Het canoniek recht ontstond in dezelfde tijd als het Romeins recht. Omstreeks 1140 publiceerde een monnik, een zekere Gratianus, zijn Decretum. Dat was een verzameling van rechtsregels, pauselijke beslissingen, besluiten van concilies, e.d. Deze waren door hem voorzien van commentaar. Dit werd de kern van het corpus iuris canonici, het wetboek van de katholieke kerk. Het kerkelijke recht en de kerkelijke rechtspraak waren vooral van belang voor het personen en familierecht en het erfrecht maar ook daarbuiten heeft de kerk invloed gehad op de ontwikkeling van het recht.

Innocentius III

Paus Innocentius III (1179-1180 en 1191-1216) op een fresco uit de dertiende eeuw
(Uit: GP encyclopedie, Amsterdam, 1968/1969)

Personen en familierecht is duidelijk; de kerk speelde een belangrijke rol bij de rites de passage. Zij regelde immers het dopen, het vormsel (bewust lidmaatschap van de kerk, cq. de gemeenschap, dus een soort meerderjarigheid) het huwen en het begraven. Een logisch gevolg was dat daar regels voor gesteld werden en dat die door de regelende instantie gehandhaafd werden. Pas bij de reformatie gaat de burgerlijke overheid zich op grotere schaal met het personen- en familierecht bemoeien.

Bij het erfrecht ligt het iets anders. De Germanen kenden in tegenstelling tot de Romeinen geen testamentair erfrecht. De erflater kon niet voor zijn dood middels een testament of codicil over zijn goederen beschikken; hij kon niet bepaalde personen als erfgenamen aanwijzen en andere uitsluiten. In de middeleeuwen toen het personaliteitsbeginsel heerste, dat wil zeggen dat iedere etnische groep zijn eigen recht had, ook al woonde men in dezelfde plaats, betekende dat de kerk op deze wijze nogal wat inkomsten misliep. Daarom werd een verband gelegd tussen biecht en zieleheil enerzijds en toezeggingen van schenkingen aan de kerk na het overlijden. Het nakomen van deze toezeggingen was een heilige plicht voor de nakomelingen, hoewel er geen rechtsregel was die dat afdwong. Het is daarom niet verwonderlijk dat men tot aan de reformatie zowel voor notarissen als pastoors kon testeren. Zelfs het notariaat is van oorsprong een kerkelijke instelling.

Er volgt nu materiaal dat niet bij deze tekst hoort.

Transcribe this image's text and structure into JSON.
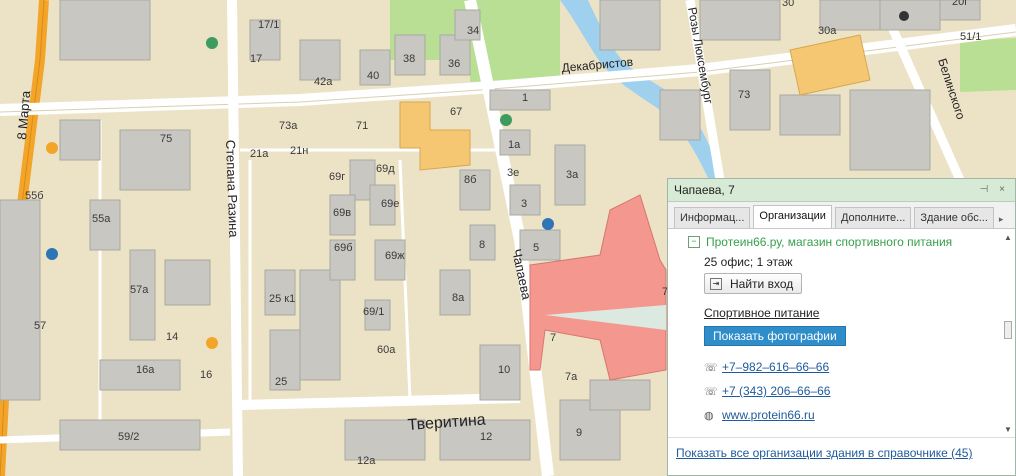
{
  "map": {
    "streets": {
      "vosmoe_marta": "8 Марта",
      "stepana_razina": "Степана Разина",
      "chapaeva": "Чапаева",
      "dekabristov": "Декабристов",
      "rozy_lyuksemburg": "Розы Люксембург",
      "belinskogo": "Белинского",
      "tveritina": "Тверитина"
    },
    "house_numbers": {
      "h17_1": "17/1",
      "h17": "17",
      "h42a": "42а",
      "h40": "40",
      "h38": "38",
      "h36": "36",
      "h34": "34",
      "h30": "30",
      "h20g": "20г",
      "h30a": "30а",
      "h51_1": "51/1",
      "h73": "73",
      "h75": "75",
      "h73a": "73а",
      "h71": "71",
      "h67": "67",
      "h1": "1",
      "h21a": "21а",
      "h21n": "21н",
      "h1a": "1а",
      "h3e": "3е",
      "h3a": "3а",
      "h3": "3",
      "h5": "5",
      "h69g": "69г",
      "h69d": "69д",
      "h69e": "69е",
      "h69v": "69в",
      "h8b": "8б",
      "h69b": "69б",
      "h69zh": "69ж",
      "h8": "8",
      "h8a": "8а",
      "h55b": "55б",
      "h55a": "55а",
      "h57a": "57а",
      "h25k1": "25 к1",
      "h69_1": "69/1",
      "h57": "57",
      "h14": "14",
      "h7": "7",
      "h7edge": "7",
      "h60a": "60а",
      "h16a": "16а",
      "h16": "16",
      "h25": "25",
      "h10": "10",
      "h7a": "7а",
      "h59_2": "59/2",
      "h12": "12",
      "h9": "9",
      "h12a": "12а"
    }
  },
  "popup": {
    "title": "Чапаева, 7",
    "controls": {
      "pin": "⊣",
      "close": "×"
    },
    "tabs": [
      "Информац...",
      "Организации",
      "Дополните...",
      "Здание обс..."
    ],
    "active_tab": "Организации",
    "organization": {
      "name": "Протеин66.ру, магазин спортивного питания",
      "office": "25 офис; 1 этаж",
      "find_entrance": "Найти вход",
      "category": "Спортивное питание",
      "show_photos": "Показать фотографии",
      "phone1": "+7–982–616–66–66",
      "phone2": "+7 (343) 206–66–66",
      "website": "www.protein66.ru"
    },
    "footer_link": "Показать все организации здания в справочнике (45)"
  },
  "colors": {
    "map_background": "#ece3c7",
    "road": "#ffffff",
    "highway": "#f3a52a",
    "river": "#9fd0ee",
    "park": "#b9df95",
    "highlight_building": "#f4978e",
    "selected_building": "#f5c772",
    "panel_header": "#d6ead6",
    "link": "#1f5b9c",
    "accent_green": "#38a04b"
  }
}
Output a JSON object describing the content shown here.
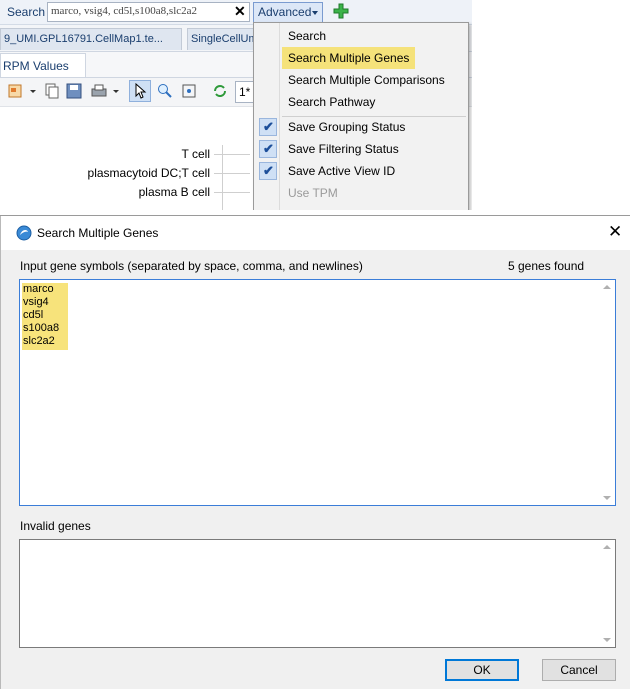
{
  "toolbar": {
    "search_label": "Search",
    "search_value": "marco, vsig4, cd5l,s100a8,slc2a2",
    "clear_glyph": "✕",
    "advanced_label": "Advanced",
    "add_icon": "green-plus-icon"
  },
  "doc_tabs": [
    {
      "label": "9_UMI.GPL16791.CellMap1.te..."
    },
    {
      "label": "SingleCellUm"
    }
  ],
  "view_tab": {
    "label": "RPM Values"
  },
  "zoom_value": "1*",
  "chart_rows": [
    {
      "label": "T cell"
    },
    {
      "label": "plasmacytoid DC;T cell"
    },
    {
      "label": "plasma B cell"
    }
  ],
  "advanced_menu": {
    "items": [
      {
        "label": "Search",
        "checked": false,
        "highlighted": false,
        "disabled": false
      },
      {
        "label": "Search Multiple Genes",
        "checked": false,
        "highlighted": true,
        "disabled": false
      },
      {
        "label": "Search Multiple Comparisons",
        "checked": false,
        "highlighted": false,
        "disabled": false
      },
      {
        "label": "Search Pathway",
        "checked": false,
        "highlighted": false,
        "disabled": false
      },
      {
        "label": "Save Grouping Status",
        "checked": true,
        "highlighted": false,
        "disabled": false
      },
      {
        "label": "Save Filtering Status",
        "checked": true,
        "highlighted": false,
        "disabled": false
      },
      {
        "label": "Save Active View ID",
        "checked": true,
        "highlighted": false,
        "disabled": false
      },
      {
        "label": "Use TPM",
        "checked": false,
        "highlighted": false,
        "disabled": true
      }
    ],
    "check_glyph": "✔"
  },
  "dialog": {
    "title": "Search Multiple Genes",
    "close_glyph": "✕",
    "input_label": "Input gene symbols (separated by space, comma, and newlines)",
    "genes_found": "5 genes found",
    "genes": [
      "marco",
      "vsig4",
      "cd5l",
      "s100a8",
      "slc2a2"
    ],
    "invalid_label": "Invalid genes",
    "invalid_genes": "",
    "ok_label": "OK",
    "cancel_label": "Cancel"
  },
  "colors": {
    "highlight": "#f5e27a",
    "accent_blue": "#0078d7",
    "toolbar_bg": "#eef2f8"
  }
}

En ook hier geldt weer dat wie de regels stelde ook voor de handhaving daarvan kon zorgen(desnoods met steun van de gewapende hand van de wereldlijke overheid).

Een en ander wil niet zeggen dat de kerk het volledige personen-, familie- en erfrecht regelde. Beide partijen waren zowel qua regelgeving als qua rechtspraak nogal eens elkaars concurrenten. Zo kon het zijn dat een kerkelijke rechtbank rechtsprak op basis van romeins recht en een wereldlijke rechtbank op basis van canoniek recht. In beide gevallen kon dat temperende gevolgen hebben voor de uitspraak, waardoor een meer rechtvaardige uitspraak mogelijk was. Dat gebeurde bij de invulling van het begrip 'te goeder trouw'.

Na de reformatie had het canoniek uiteraard afgedaan in Nederland. Voor de kerk is het in zijn middeleeuwse vorm tot 1918 blijven bestaan. In dat jaar is een moderne versie ingevoerd en ook daarna is het nog aan verandering onderhevig. Het kerkelijke recht wordt nog steeds gebruikt in Nederland, maar dan alleen voor interne aangelegenheden, zoals de ontbinding van een rooms katholiek kerkelijk huwelijk.